Pero debo decir que en esos nichos de lujo no puede haber nacido Jesús. Él nació en un establo para las bestias. No con un pórtico con pilares y capiteles, ni con una caballeriza llena de luces como si fuese un burdel. Un pesebre debe tener cuatro paredes ásperas y rusticas, un piso
de tierra, un techo de paja y sin tejas. Debe ser además un sitio obscuro y hasta hediondo, con boñigas de burro y bostas de vaca, y nada de un mojón de perro porque nosotros los perros callejeros lo hacemos en las maniguas; hasta en eso los perros callejeros somos el mejor amigo del hombre y sin duda alguna el más auténtico hijo de Dios.
Así, pues, debería ser el verdadero pesebre donde nació el hijo de David. Y que no vengan con cuentos.
A la luz del día, cuando amanece, y salgo del pesebre en el que he pasado la noche me voy dando cuenta de que el mundo está lleno de Herodes. Quieren matar al Niño, y lo veo en los rostros de ciertos carniceros, de comerciantes y bachaqueros, los monstruosos adoradores del becerro de oro y de la "verdolaga" que se busca con locura en Cúcuta. Esos son los Herodes que odian a los niños y a los perros.

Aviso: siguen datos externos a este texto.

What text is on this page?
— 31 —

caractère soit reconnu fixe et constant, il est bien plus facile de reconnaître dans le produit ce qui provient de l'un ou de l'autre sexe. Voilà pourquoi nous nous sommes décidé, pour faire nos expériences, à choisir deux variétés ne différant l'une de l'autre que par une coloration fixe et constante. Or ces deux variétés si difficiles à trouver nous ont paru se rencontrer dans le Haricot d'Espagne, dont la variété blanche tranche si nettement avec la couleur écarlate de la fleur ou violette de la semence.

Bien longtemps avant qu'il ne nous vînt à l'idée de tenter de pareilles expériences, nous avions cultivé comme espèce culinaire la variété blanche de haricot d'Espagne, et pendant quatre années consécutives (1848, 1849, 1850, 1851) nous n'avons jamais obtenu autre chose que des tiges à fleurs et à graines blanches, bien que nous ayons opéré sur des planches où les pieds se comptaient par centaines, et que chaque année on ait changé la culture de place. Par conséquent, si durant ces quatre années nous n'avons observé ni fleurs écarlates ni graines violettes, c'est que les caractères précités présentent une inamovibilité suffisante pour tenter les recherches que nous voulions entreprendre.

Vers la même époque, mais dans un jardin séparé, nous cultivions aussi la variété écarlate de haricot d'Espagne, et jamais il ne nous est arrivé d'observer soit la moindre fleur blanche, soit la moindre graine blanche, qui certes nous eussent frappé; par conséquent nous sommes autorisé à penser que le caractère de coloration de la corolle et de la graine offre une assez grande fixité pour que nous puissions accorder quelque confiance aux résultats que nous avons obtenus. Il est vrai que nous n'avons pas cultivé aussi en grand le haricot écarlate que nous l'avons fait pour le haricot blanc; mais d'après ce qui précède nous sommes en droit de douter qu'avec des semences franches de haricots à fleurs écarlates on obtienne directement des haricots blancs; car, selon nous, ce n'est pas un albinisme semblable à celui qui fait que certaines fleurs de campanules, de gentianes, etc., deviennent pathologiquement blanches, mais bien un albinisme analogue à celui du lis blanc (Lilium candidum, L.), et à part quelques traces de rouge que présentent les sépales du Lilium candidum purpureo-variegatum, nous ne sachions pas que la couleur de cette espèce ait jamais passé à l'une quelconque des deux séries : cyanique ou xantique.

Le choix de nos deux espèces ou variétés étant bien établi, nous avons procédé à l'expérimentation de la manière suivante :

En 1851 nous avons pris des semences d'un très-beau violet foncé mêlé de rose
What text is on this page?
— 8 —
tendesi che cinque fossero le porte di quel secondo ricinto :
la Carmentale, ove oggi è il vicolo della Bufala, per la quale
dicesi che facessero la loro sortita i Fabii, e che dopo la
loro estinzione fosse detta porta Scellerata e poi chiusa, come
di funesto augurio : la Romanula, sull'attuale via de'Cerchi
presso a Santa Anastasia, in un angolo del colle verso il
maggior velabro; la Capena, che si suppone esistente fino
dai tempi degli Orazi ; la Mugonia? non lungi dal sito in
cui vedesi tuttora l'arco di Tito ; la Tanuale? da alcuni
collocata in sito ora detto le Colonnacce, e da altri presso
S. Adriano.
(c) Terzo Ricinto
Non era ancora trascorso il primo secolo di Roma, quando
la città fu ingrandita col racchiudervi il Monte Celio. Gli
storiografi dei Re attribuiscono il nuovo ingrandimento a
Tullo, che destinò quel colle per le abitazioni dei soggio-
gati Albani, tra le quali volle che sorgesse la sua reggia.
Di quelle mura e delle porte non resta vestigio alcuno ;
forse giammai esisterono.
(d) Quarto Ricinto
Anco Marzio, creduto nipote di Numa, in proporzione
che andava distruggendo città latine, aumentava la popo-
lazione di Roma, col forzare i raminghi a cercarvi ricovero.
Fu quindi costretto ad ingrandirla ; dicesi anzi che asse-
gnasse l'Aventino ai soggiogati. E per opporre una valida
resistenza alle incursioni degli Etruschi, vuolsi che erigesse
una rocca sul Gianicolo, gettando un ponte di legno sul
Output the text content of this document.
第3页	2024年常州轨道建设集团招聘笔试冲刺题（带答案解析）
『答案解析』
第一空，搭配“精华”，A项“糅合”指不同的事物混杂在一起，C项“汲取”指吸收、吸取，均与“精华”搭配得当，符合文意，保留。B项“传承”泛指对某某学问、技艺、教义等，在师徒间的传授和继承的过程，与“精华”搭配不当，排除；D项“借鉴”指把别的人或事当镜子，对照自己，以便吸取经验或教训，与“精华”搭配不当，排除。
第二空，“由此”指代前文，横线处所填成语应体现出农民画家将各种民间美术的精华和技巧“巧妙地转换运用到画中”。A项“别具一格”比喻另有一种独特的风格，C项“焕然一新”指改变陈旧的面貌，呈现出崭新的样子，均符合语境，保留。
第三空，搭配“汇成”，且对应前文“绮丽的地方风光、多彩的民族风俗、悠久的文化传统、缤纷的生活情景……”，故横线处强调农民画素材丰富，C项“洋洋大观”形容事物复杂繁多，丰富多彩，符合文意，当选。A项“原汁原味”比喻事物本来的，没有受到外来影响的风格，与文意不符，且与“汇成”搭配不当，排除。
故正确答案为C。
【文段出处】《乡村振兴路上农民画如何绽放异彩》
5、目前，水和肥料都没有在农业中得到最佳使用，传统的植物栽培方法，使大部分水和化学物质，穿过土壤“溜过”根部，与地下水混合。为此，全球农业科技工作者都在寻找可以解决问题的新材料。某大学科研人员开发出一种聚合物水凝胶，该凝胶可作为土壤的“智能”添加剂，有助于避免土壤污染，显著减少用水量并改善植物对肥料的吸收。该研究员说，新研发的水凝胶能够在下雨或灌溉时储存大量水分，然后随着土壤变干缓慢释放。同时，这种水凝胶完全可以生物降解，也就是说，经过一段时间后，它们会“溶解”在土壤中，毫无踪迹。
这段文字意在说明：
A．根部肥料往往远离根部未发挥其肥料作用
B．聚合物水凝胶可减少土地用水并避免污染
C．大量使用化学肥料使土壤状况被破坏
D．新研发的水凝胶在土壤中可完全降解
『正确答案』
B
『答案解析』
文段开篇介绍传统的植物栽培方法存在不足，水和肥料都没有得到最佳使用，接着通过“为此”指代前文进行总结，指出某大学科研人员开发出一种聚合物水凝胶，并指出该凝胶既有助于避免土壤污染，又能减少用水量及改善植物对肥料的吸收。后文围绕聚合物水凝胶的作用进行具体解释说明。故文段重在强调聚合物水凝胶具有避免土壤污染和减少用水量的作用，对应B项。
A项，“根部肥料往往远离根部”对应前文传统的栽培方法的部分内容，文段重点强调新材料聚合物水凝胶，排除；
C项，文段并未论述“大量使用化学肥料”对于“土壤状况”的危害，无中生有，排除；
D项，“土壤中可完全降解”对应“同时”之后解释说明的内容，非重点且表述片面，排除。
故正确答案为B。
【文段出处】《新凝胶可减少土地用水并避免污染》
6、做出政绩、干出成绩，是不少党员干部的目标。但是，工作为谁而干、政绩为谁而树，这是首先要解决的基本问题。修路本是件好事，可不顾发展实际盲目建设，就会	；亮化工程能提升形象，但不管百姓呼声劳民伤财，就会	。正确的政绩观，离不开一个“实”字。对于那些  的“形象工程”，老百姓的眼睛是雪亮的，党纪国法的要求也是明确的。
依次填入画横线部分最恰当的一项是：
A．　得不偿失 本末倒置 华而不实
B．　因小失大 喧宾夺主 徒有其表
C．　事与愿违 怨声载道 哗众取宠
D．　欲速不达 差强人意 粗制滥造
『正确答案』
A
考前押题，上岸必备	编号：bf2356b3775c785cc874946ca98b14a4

Yo iba dejando mis fluidos a lo largo de supermercados como El Garzón, Yuan Lin, Junior, Farmatodo, Ciudad de Mérida, ante todos esos irredentos Herodes que se desviven por acaparar, especular y hacer que los niños mueran de mengua. Y por ironías horribles de este mundo esa es la gente (Herodeica) que tiene pesebres bellos y que van a misa de madrugada, y comulgan, y que luego escupe la hostia en sus portamonedas.
Yo como perro callejero confieso que este no es mi reino. Los primeros que amamos a nuestro Señor fuimos los animales y los niños, no los hombres ni mucho menos los Herodes. Faltó agregar, lo repito, que en los Evangelios debió estamparse que un perro se encontraba en el establo del niño-Dios. Porque nosotros los perros somos muy amigos de los asnos, nada más sabio en este mundo que un burro. También somos los que mejor cuidamos a un niño. Y los amigos predilectos del hijo de David son los mendigos, los burros, los borrachos, las putas, los locos y… los perros también.